20. PC Simulations use playing cards to reflect real-world objects and processes. The rules of PC simulations typically encourage participants to discover principles of interpersonal interaction or inductive thinking.
21. Photocard games use picture postcards that are incorporated in training games. The participants choose photos that act as a metaphor for different concept, principles, and experiences. In some games, participants construct a story based on a random set of photos.
22. Production Simulations involve the design and development of a product. Different teams compete to create the best product. The activity begins with teams receiving specifications for the final product along with an evaluation checklist. Teams also have access to training sessions, job aids, reference materials, sample products, and expert consultants.
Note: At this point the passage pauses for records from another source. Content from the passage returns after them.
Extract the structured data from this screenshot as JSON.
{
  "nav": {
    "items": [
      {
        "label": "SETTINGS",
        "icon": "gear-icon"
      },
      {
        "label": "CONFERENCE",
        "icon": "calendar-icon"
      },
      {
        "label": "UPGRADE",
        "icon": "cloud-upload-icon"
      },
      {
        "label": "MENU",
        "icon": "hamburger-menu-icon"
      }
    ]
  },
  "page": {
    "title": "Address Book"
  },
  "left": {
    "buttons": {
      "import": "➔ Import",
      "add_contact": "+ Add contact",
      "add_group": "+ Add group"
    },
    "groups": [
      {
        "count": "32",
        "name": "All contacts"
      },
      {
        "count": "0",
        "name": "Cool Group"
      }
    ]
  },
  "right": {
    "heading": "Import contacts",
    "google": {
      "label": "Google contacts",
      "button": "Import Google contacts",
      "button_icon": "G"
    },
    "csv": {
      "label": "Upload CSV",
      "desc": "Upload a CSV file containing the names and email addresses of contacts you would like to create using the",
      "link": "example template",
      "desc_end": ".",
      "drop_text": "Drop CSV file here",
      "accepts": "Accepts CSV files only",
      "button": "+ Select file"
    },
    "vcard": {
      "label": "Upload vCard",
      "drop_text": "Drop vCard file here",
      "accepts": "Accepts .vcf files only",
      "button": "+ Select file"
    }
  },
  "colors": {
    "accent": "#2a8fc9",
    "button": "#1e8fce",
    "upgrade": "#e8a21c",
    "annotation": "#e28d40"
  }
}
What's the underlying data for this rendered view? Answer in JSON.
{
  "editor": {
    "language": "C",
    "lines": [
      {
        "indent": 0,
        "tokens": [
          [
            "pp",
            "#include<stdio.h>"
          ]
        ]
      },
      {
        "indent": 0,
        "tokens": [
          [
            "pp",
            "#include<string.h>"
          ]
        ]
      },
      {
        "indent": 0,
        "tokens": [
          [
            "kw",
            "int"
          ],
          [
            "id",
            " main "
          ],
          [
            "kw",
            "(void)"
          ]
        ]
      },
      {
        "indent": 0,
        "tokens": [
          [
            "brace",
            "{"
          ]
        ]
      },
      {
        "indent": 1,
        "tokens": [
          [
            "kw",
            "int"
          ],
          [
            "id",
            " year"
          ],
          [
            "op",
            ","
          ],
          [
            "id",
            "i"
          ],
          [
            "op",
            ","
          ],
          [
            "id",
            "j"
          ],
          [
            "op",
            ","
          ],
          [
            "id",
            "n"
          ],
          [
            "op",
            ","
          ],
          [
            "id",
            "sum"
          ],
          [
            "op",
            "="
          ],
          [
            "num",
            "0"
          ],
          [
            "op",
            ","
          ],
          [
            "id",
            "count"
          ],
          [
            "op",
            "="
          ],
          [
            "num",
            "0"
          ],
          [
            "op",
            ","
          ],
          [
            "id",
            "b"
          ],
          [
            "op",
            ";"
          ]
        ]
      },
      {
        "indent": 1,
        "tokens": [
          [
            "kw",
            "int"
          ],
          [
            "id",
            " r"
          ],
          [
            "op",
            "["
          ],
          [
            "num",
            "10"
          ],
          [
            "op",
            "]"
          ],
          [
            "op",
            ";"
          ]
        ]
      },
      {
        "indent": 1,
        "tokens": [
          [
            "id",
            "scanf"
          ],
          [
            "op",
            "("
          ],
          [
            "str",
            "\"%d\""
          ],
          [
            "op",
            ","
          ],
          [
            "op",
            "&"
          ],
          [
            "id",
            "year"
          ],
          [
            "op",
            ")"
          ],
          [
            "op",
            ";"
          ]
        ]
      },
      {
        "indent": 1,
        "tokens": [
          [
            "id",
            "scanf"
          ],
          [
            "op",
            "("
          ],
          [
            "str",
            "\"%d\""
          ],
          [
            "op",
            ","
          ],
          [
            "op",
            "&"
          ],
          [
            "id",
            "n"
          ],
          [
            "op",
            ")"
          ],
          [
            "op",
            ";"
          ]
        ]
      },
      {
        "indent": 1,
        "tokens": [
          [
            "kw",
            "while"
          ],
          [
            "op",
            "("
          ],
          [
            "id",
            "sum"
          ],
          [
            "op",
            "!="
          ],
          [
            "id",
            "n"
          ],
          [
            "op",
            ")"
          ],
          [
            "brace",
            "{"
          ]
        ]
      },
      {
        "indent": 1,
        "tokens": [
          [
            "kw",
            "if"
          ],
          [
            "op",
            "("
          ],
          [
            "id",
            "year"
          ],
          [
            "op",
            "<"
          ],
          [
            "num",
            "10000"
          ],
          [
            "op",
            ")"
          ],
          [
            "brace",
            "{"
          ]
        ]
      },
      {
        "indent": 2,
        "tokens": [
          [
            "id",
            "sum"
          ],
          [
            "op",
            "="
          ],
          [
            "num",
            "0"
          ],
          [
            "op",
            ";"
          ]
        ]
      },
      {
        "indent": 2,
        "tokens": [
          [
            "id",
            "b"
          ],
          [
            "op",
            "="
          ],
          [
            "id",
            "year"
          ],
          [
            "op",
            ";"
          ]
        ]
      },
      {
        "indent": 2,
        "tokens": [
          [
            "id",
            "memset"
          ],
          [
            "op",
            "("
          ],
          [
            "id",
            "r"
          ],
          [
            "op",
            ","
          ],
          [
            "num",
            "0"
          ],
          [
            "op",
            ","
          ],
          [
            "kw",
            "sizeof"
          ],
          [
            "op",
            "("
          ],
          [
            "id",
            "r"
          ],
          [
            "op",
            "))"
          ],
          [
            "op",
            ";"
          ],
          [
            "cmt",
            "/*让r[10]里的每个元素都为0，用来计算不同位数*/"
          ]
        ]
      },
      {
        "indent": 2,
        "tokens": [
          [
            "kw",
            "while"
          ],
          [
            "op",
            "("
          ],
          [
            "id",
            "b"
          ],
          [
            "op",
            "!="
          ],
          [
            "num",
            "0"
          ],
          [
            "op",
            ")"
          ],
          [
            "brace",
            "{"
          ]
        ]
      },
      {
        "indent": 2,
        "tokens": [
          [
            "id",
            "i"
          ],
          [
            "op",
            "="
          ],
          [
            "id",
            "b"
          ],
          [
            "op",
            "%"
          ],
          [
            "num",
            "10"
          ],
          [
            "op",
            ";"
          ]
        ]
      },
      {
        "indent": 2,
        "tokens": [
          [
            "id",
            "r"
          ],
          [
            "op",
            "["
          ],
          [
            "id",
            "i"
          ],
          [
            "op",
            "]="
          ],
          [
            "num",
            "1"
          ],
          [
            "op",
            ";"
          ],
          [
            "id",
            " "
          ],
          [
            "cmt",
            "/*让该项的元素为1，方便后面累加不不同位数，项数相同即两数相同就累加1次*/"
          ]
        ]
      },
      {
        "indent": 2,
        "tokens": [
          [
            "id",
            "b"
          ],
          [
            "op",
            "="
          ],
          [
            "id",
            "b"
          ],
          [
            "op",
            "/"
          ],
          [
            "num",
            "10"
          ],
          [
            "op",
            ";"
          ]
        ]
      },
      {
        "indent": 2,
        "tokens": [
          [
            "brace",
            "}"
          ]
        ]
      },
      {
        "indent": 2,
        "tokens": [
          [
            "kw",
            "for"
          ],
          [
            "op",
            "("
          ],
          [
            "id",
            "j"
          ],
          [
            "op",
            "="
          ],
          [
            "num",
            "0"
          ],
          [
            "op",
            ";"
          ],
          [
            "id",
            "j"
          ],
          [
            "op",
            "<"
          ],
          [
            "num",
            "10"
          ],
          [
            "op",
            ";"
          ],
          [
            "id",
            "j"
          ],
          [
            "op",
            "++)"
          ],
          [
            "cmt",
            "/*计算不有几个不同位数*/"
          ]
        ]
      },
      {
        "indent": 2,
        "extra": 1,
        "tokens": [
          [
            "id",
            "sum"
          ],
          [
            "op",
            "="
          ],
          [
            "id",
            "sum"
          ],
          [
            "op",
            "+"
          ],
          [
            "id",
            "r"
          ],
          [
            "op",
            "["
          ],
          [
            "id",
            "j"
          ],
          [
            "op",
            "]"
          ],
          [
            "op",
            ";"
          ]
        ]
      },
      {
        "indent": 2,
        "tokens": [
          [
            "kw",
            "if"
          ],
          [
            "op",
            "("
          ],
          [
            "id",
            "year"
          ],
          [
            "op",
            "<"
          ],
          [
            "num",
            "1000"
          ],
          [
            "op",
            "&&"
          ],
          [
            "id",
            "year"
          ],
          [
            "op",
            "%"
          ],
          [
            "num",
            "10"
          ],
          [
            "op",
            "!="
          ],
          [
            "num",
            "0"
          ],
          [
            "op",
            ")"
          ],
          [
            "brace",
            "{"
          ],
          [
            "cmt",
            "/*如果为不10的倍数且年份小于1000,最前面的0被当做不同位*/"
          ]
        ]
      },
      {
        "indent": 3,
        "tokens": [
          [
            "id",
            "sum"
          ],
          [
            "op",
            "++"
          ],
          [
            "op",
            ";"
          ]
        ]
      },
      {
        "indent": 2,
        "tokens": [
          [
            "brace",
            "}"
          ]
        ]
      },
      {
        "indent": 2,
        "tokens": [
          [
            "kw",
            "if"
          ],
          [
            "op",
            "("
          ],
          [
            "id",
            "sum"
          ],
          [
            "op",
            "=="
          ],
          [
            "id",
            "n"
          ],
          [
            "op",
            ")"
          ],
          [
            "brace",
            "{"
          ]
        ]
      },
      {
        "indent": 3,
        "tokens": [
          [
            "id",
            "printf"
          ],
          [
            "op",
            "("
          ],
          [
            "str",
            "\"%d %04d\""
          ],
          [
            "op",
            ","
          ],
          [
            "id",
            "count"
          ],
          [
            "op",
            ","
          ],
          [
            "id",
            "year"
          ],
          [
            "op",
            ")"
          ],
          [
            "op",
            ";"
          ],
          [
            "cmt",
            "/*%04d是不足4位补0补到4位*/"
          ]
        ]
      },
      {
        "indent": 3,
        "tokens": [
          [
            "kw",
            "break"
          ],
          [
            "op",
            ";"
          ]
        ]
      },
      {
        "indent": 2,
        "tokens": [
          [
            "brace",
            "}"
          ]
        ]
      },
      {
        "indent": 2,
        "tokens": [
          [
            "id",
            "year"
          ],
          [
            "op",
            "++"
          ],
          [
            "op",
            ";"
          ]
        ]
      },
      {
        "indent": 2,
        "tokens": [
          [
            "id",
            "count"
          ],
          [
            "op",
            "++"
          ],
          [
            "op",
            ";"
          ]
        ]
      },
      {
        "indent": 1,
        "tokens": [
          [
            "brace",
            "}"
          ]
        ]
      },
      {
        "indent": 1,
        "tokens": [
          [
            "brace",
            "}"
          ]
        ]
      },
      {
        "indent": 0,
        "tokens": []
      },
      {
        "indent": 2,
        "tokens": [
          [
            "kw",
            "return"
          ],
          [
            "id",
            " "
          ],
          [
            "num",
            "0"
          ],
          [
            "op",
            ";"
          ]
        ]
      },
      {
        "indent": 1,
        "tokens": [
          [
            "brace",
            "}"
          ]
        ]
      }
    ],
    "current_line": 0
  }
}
Final products from different teams are evaluated by outside experts, end users, and peers on a variety of relevant dimensions.
23. Reflective Teamwork Activity requires teams to undertake a collaborative task. After the conclusion of the task, participants create a checklist to evaluative their teamwork and apply the checklist to their earlier performance.
24. Role Plays involve participants assuming and acting out characters, personalities, and attitudes other than their own. These activities may be tightly or loosely structured and may sometimes involve participants assuming alternative roles or reversed roles.
25. Structured Sharing uses templates that facilitate mutual learning and teaching among participants. Typical structured sharing activities create a context for a dialogue among participants based on their experiences, knowledge, and opinions.
26. Textra Games combine the effective organization of well-written materials with the motivational impact of playful activities. Participants read a handout and play a game that uses team support to encourage recall and transfer of what they read.
27. Thought Experiments are internal role plays that involve guided visualization. Individual participants mentally rehearse new patterns of behavior, ask imaginary characters for advice, or hold a dialogue with their alter ego.
28. Top Ten Activities feature effective tips related to such soft-skill areas as leadership, empathic listening, giving feedback, or facilitating teams. The activities require participants to review the tips and come up with ideas for applying and improving their use.
29. Values Clarification Activities help an individual to increase awareness of values that may have a bearing on decisions and actions. These activities provide an opportunity for a participant to reflect on moral dilemmas and allow for values to be analyzed and clarified.
30. Video Vitamins enhance the instructional value of training videos. In a typical activity, participants watch a video and then play one or more games that help review and apply new concepts and skills.